Just install whatever Windows they come up with for it -- that will take care of that runaway computing power.
This has been a fleeting rumor since back in the days of DOS, show me the money!!!!!
Some problems are well suited to highly parallel processing, and some are not. Some operating systems are able to break out non-serial tasks and run them through multiple processors, and some are not. We tend to think through tasks serially, so we tend to write programs that way.
But converting that linear thinking and design into a highly parallel, multi threaded program is a very complex task, that simply might not be worth the effort when non-parallel, super-fast brute force can do the job. The rise of RISC (reduced instruction set computing) in highly optimized, superfast chips is a good example.
Been working with parallel computing attempts for years. If the bearer can be broken brute force will not be needed nay, would be a hindrance.
I am still trying to figure out how to connect all of my MoBo/CPU into 1 unit (nothing below Pentium 4 or AMD ATHLONx2 3800-5600)...

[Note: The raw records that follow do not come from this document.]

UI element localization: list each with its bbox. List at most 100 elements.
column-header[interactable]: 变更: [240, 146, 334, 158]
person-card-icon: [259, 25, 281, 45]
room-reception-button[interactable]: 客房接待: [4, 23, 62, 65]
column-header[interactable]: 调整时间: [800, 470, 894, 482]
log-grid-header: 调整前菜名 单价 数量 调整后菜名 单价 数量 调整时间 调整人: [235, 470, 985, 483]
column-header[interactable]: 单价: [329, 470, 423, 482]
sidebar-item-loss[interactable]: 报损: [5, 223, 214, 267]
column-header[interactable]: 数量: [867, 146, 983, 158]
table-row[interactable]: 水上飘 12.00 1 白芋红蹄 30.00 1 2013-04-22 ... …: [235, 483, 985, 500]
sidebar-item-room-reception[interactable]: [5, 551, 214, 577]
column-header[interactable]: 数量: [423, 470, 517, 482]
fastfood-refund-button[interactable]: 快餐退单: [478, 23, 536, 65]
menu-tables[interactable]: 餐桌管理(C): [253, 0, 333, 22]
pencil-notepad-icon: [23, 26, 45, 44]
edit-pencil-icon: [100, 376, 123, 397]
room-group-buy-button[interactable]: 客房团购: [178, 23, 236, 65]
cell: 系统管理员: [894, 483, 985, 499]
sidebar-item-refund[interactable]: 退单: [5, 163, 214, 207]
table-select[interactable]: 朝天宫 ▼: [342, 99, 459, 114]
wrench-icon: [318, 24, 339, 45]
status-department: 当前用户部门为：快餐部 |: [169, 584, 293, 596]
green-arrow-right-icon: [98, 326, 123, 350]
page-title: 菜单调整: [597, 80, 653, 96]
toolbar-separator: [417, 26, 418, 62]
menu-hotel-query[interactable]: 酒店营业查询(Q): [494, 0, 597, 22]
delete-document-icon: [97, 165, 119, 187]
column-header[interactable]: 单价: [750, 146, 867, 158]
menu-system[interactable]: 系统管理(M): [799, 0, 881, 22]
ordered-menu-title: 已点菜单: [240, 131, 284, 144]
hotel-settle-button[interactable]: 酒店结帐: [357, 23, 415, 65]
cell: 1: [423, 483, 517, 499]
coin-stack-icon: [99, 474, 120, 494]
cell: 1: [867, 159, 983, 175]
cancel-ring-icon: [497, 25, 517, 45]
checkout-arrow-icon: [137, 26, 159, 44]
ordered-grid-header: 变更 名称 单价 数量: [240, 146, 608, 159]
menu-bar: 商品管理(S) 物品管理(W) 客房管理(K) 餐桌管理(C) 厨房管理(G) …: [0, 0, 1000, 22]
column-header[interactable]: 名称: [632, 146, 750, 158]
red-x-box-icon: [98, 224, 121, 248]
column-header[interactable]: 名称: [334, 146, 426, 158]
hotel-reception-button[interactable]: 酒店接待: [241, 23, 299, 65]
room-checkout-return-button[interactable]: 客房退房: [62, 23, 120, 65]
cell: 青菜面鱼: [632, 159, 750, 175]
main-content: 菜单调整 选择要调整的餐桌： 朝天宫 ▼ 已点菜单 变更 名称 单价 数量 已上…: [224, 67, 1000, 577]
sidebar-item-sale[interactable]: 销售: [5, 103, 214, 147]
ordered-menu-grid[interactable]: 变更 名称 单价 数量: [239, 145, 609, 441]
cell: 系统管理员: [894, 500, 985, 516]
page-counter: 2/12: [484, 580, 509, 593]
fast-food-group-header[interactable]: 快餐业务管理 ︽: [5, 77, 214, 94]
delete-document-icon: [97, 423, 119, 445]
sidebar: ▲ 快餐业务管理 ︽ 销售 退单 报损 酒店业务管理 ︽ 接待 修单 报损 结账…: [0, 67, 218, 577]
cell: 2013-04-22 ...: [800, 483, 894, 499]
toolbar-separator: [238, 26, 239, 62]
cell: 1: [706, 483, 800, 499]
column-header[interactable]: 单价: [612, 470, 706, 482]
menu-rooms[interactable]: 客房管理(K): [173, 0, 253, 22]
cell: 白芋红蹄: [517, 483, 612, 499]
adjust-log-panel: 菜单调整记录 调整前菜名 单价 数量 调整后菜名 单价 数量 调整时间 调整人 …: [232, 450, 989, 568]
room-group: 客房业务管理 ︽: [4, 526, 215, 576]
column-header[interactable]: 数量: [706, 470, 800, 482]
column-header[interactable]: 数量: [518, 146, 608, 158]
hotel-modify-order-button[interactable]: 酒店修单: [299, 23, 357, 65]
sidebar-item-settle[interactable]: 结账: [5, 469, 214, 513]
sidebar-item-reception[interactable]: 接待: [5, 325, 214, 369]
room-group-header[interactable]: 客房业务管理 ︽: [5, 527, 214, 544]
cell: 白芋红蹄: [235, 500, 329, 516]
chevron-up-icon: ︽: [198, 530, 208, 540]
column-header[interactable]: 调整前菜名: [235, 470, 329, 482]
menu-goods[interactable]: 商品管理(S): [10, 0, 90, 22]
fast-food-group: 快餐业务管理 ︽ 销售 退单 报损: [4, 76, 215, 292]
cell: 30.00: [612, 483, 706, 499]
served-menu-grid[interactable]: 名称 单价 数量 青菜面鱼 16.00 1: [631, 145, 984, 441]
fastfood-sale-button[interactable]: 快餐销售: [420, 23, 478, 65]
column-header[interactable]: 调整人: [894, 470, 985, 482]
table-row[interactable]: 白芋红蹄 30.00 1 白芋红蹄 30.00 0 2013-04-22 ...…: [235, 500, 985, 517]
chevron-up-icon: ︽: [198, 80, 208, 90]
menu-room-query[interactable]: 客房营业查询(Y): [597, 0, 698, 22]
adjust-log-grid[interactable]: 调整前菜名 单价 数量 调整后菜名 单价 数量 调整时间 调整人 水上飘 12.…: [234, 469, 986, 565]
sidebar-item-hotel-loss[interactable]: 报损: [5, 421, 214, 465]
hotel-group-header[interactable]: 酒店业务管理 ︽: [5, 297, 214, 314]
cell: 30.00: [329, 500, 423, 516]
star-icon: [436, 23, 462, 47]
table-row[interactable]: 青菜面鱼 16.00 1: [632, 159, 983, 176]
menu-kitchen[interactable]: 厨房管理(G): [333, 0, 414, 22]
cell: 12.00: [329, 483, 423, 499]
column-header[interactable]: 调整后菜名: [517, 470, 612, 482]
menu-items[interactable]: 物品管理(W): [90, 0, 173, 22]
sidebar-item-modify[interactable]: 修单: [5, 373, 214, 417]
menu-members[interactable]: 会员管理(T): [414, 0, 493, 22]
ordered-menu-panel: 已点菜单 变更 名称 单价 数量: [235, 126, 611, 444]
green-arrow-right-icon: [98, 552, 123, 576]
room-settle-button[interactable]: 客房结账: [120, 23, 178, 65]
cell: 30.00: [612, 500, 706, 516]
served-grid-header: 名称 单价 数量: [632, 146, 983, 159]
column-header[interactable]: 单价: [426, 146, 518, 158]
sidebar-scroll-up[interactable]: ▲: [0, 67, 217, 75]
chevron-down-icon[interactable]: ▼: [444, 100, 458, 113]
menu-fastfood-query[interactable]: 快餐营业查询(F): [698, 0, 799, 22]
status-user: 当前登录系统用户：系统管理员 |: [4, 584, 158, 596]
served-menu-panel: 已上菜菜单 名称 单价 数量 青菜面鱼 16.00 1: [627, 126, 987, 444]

Then I could have my own super computer ;)
MJ
For most folks who use a computer predominately for the Internet, they wouldn't help much, because the limitation would still be that we need faster broadband.
'course for those with Vista OS, more computing power might speed up the Visduh pig ...
The concept of “supercomputer” is a moving target. What we use every day on our desktops was once considered “supercomputer” power.
Start from here: Beowulf cluster
However, Vishkin says his system will be easier to program than applications for commercial multicore chips because the XMT algorithms appear to the operating system to be a single thread.
I wish he'd make up his mind. Does it emulate current systems or will they have to teach programmers how to write multithreaded?
Thank you for the info ;)
MJ
I suspect some clever folks would have Linux ported to it ASAP.